Im Rurtal bis ins pittoreske Monschau

Die fünfstündige Wanderung führt vom Ende des Rursees immer entlang des Flüsschens Rur bis mitten hinein ins malerische Eifelstädtchen Monschau.

Die Wanderung wird geprägt durch den Fluss. Die Rur bahnt sich hier ihren Weg durch ein schmales Tal. Der Wanderweg verläuft mal auf der linken, mal auf der rechten Uferseite, immer in Hangnähe. Wald, Wiesenauen und offenes Gelände wechseln einander ab, sodass eine ausgewogene landschaftliche Mischung geboten wird.

Die Wanderung entstammt dem Buch "Der Weitwanderweg durch die Eifel". Dieses beschreibt den ersten Weitwanderweg durch die Eifel und bietet gleichzeitig alternative Rundwege und Tagesetappen. Die sorgfältig ausgearbeiteten Touren stellen in nur 14 Tagen eine Region mit vier gänzlich unterschiedlichen Landschaften vor. Die einzelnen Etappen haben durchschnittlich eine Länge von 20 bis 25 Kilometern. Die Routenziele sind in der Regel kleine Orte mit viel Atmosphäre, gelegen in Rur-, Kalk-, Ahr- und Vulkaneifel.

Wegbeschreibung:

Wir starten unsere Wanderung am Parkplatz in Einruhr, gehen über die B 266 in südliche Richtung, am Ufer des Sees entlang, und folgen Weg Nr. 22 bis Dedenborn (30 Min.). Es handelt sich um einen Forstweg, nur der letzte Kilometer verläuft auf Asphalt. Im Ort gehen wir nach den ersten Häusern links mit dem Zeichen „offener Winkel“ und Nr. 32 bergauf. Der Weg führt am Hang oberhalb der Rur teils durch Wiesen, teils durch Wald. Wo ein kleiner Bach (Riffelsbach) von links kommend, mit der Markierung „A3“ quert, folgen wir ihm nach rechts, durch einen Hohlweg bis nach Hammer (ca. 1,5 Std.).

Wir gehen am Campingplatz vorbei bis zur Hauptstraße, dann links durch den Ort in Richtung Eicherscheid. Nach einer scharfen Rechtskurve folgen wir weiterhin dem „offenen Winkel“ nach links in einen Hangweg oberhalb der Rur. Es geht durch Eichenwälder an moosbewachsenen Felsen vorbei, durch Misch- und Fichtenwald, bis wir wieder an die Rur kommen (45 Min.).
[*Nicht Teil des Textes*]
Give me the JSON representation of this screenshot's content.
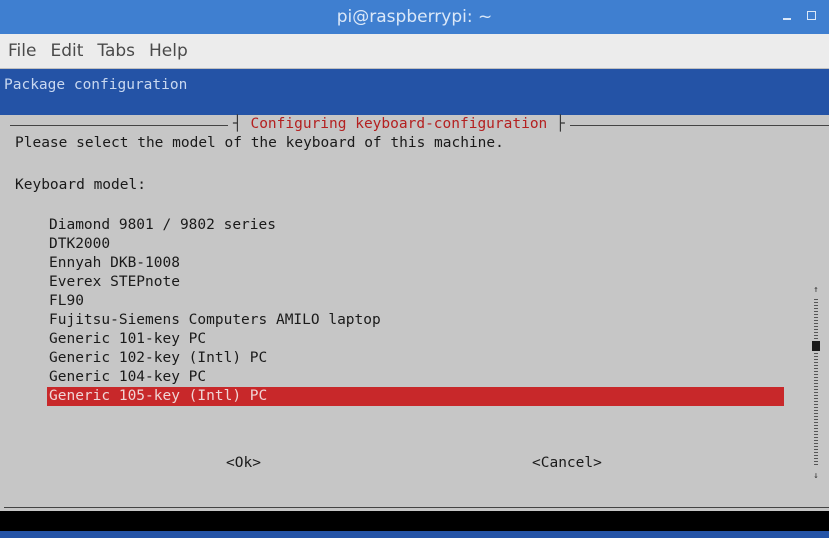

Bei der Brücke queren wir die Rur und folgen der K 26 aufwärts nach Widdau (nach rechts, 1 km Asphalt) zum Gasthaus Küpper.

Einkehr in der "Landwirtschaft von früher"

Nicht nur das gemütliche Ambiente, auch die riesige Auswahl von selbstgebackenem Kuchen laden zum Verweilen ein. Lohnenswert ist ein Blick in die Scheune. Alte Gebrauchsgegenstände und Geräte aus der Landwirtschaft werden zur Schau gestellt. Zu besonderen Anlässen wird die Scheune zum Gastraum mit spezieller Atmosphäre.

Wir folgen dem „A1“ in den Ort aufwärts. An der Kapelle vorbei gehen wir ca. 300 m rechts in die Straße, die als „A1“ markiert ist, und verlassen die Ortschaft. Nach 1 km, an einem Wegekreuz, halten wir uns rechts, abwärts mit dem „offenen Winkel“ Richtung Grünental. Achtung! Nach ca. 300 m biegt der „Winkel“ nach rechts durch die Wiesen ab, wir gehen geradeaus, unmarkiert in den Wald. Bald kommen wir an die Rur und halten uns immer auf der linken Seite des Flusses talaufwärts. Der Weg geht in einen Pfad über, und es hat oft den Anschein, als ginge es nicht weiter. Aber es ist richtig.

Nach 45 Min. erreichen wir die Kluckbachbrücke. Wir überqueren die Rur und halten uns links mit dem „offenen Winkel“ auf einem Waldweg, immer in unmittelbarer Nähe des Flusses, weiterhin talaufwärts bis Monschau (1.45 Min.). Wir wandern an der Kläranlage vorbei, zum Campingplatz Rosenthal, immer auf der rechten Uferseite bis nach Monschau (Gesamtzeit 5 Std.).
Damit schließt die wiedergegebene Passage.